Como o Plunderphonics surgiu?
Há mais de 130 anos atrás, gravações musicais passaram a ser comercializadas em certos círculos. Eram instrumentos rudimentares, chamados cilindros fonográficos, com pouquíssima capacidade de armazenamento sonora (aproximadamente 2 minutos) e qualidade muito inferior à realidade… mas era genial. Um tubo, fubento, capenga, podia soar como um pianista tocando uma valsa, ou uma pessoa contando piadas. Um tubo estava assumindo a voz de uma pessoa. Fascinante.
Será que um dia colecionarão esses cilindros como colecionam vinis? Duvido, são feios demais. Coitados. |
Primeiro, a música de toca-discos, que alterava levemente a reprodução de discos de vinil, depois a eletroacústica, música de fita, musique concrète, colagem sonora… etc. Todas elas trabalhavam com o meio termo entre gravação e reprodução, explorando caminhos e significados que poderiam ser extraídos disso. Contudo, a maioria delas não estava interessada em um fator crucial à gravação de música: comercialização. Claro, existem exceções — em especial, aquelas derivadas de tudo que “Revolution 9”, dos Beatles, representou —, mas o primeiro a sistematizar esse fator como base da criação musical foi John Oswald.
Essa combinação de colagem sonora com uma abordagem decididamente afrontosa foi o que deu à luz a maior parte do plunderphonics, mas não toda. O resto veio diretamente de dois gêneros dos anos 80: o hip hop e a música industrial. O primeiro desafiava os direitos autorais ao usar samples de clássicos do funk americano e outros registros populares, distorcendo-os entre riscos e scratches. Em algumas tradições do segundo, a influência da colagem de sons encontrou o amor pela música pop — em especial o synthpop —, gerando um micro-estilo análogo ao plunderphonics, mas mais passivamente combativo.

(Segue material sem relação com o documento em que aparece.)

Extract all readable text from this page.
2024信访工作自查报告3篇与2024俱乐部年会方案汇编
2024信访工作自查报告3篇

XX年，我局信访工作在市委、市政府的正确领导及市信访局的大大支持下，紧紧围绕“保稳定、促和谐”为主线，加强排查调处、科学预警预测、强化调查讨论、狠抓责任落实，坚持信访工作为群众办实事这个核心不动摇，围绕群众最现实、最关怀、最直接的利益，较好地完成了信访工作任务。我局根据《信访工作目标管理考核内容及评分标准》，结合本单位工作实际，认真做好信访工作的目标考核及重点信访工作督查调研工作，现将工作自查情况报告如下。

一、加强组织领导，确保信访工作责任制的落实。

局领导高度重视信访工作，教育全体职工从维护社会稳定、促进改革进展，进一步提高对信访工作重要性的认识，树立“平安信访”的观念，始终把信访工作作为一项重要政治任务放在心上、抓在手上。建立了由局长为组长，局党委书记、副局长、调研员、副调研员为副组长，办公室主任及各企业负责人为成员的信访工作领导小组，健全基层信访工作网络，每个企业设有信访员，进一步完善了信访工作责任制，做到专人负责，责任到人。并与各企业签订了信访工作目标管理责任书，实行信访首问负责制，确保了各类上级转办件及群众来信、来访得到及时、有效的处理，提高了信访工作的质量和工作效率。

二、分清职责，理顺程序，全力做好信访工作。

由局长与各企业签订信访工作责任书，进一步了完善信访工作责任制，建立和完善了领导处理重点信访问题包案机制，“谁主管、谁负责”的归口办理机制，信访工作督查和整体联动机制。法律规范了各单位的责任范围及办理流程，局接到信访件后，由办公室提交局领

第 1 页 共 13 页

Após sua criação, desenvolvimento e propagação, o plunderphonics adotou um filho e deu à luz a outro. O adotado foi o mashup, que já existia, mas que, por definição, tem todas as suas bases na lógica do plunderphonics de ironizar o reconhecível, só que mais relacionada a um entretenimento simples. O filho sanguíneo foi a cultura do YouTube poop, que transforma vídeos virais da internet em música por meio de um caos completo de samples e colagens visuais.
Deste ponto em diante, inúmeros gêneros foram influenciados por essa linhagem. Estes incluem o vaporwave (especialmente os eccojams de 2009-2010), o nightcore, o dariacore, o epic collage e o resgate contemporâneo da música de toca-discos. Até certo ponto, a linhagem também influenciou gêneros que vêm de outras origens, a exemplo do utopian virtual e dos filhos do sampledelia — originado do hip hop psicodélico dos anos 90 —, que são o hypnagogic pop e o pós-noise/nu new age.

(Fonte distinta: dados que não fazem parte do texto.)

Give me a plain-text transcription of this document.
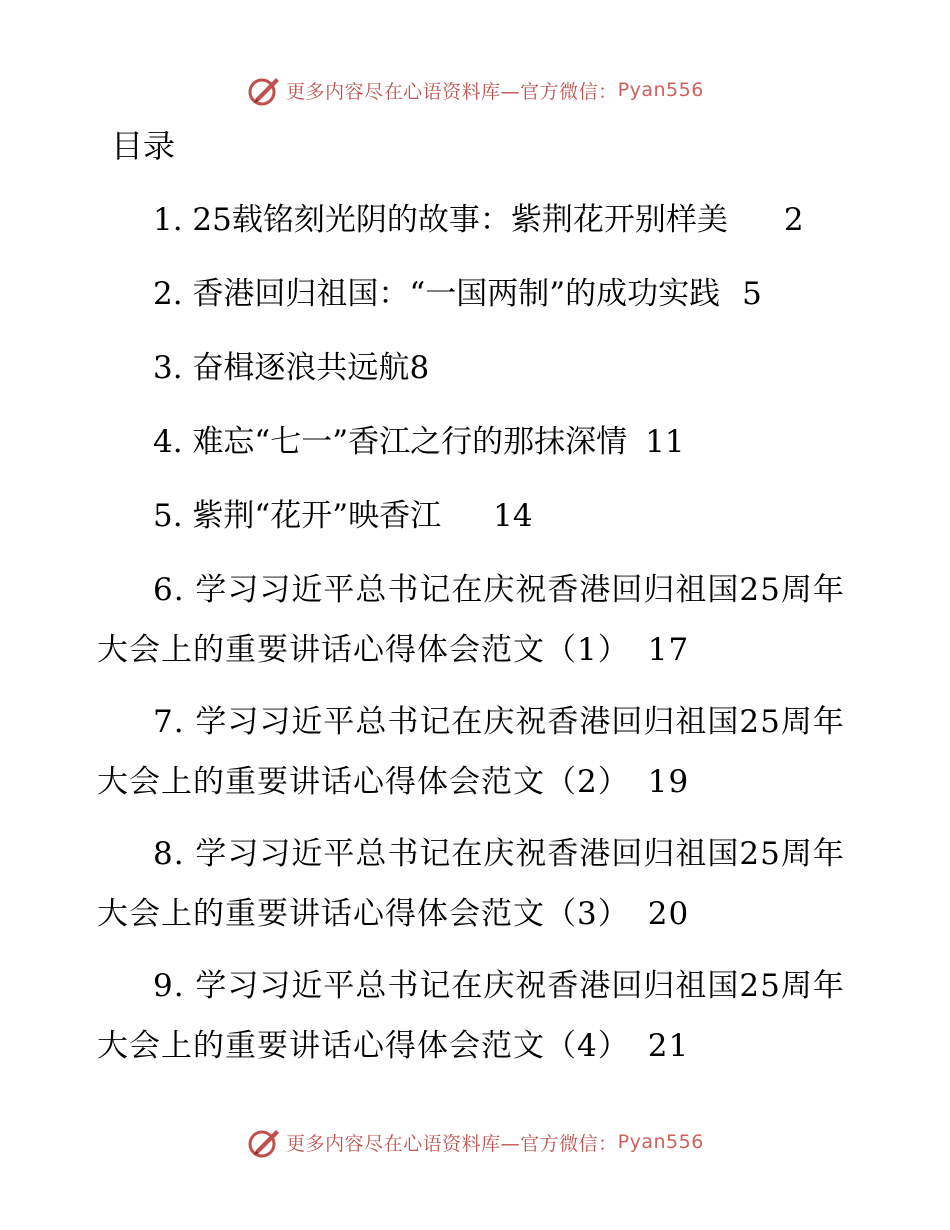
更多内容尽在心语资料库—官方微信： Pyan556
目录

1. 25载铭刻光阴的故事：紫荆花开别样美 2

2. 香港回归祖国：“一国两制”的成功实践 5

3. 奋楫逐浪共远航8

4. 难忘“七一”香江之行的那抹深情 11

5. 紫荆“花开”映香江 14

6. 学习习近平总书记在庆祝香港回归祖国25周年大会上的重要讲话心得体会范文（1） 17

7. 学习习近平总书记在庆祝香港回归祖国25周年大会上的重要讲话心得体会范文（2） 19

8. 学习习近平总书记在庆祝香港回归祖国25周年大会上的重要讲话心得体会范文（3） 20

9. 学习习近平总书记在庆祝香港回归祖国25周年大会上的重要讲话心得体会范文（4） 21

更多内容尽在心语资料库—官方微信： Pyan556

Meu exemplo preferido de pós-nightcore. É bem bobo; bem plunderphonics.
Como o Plunderphonics soa?
Impossível definir. Plunderphonics é um método de composição, uma forma de ver e fazer música, não uma lista de influências, características marcantes e modismos. Por samplear qualquer coisa que o autor julgue reconhecível e de qualquer forma possível — deixar quase inalterado ou quase irreconhecível —, não tem boi para se dar nomes. O que é possível descrever, adjetivar, é justamente a plunderphonia; a maneira de analisar a música.
As leis de direitos autorais devem ser esquartejadas. Precisamos ver a sua pele ser descascada, pouco a pouco, até que os seus músculos pulsantes fiquem ardendo em sal. Não há diferença alguma em produzir e reproduzir música, ambas são apenas modos de criar interações, fruir sons. Quando se impõe um limite onde alguém pode exercer sua criatividade, quando se diz que uma certa criação é de alguém, um pedaço da música morre. O que será patenteado em seguida, progressões de acordes? Timbres? Frequências? Alguns desses nem são hipóteses. É ridículo, imbecil, ignóbil, aquela lista de xingamentos ao Bolsonaro, etc.
Vida longa ao plágio, vida longa a música livre, sem imposições ou regras. O plunderphonics morde artistas grandes, aqueles com trabalhos importantes para a vida de milhões, presos atrás de grades legais. Ele os odeia e ama ao mesmo tempo; ódio por serem mesquinhos, amor por terem tanto poder, serem capazes de atingir todos aqueles ouvidos. O meio termo é a sátira: ironizar a música popular, de qualquer forma que seja, para caçoar e louvar dela.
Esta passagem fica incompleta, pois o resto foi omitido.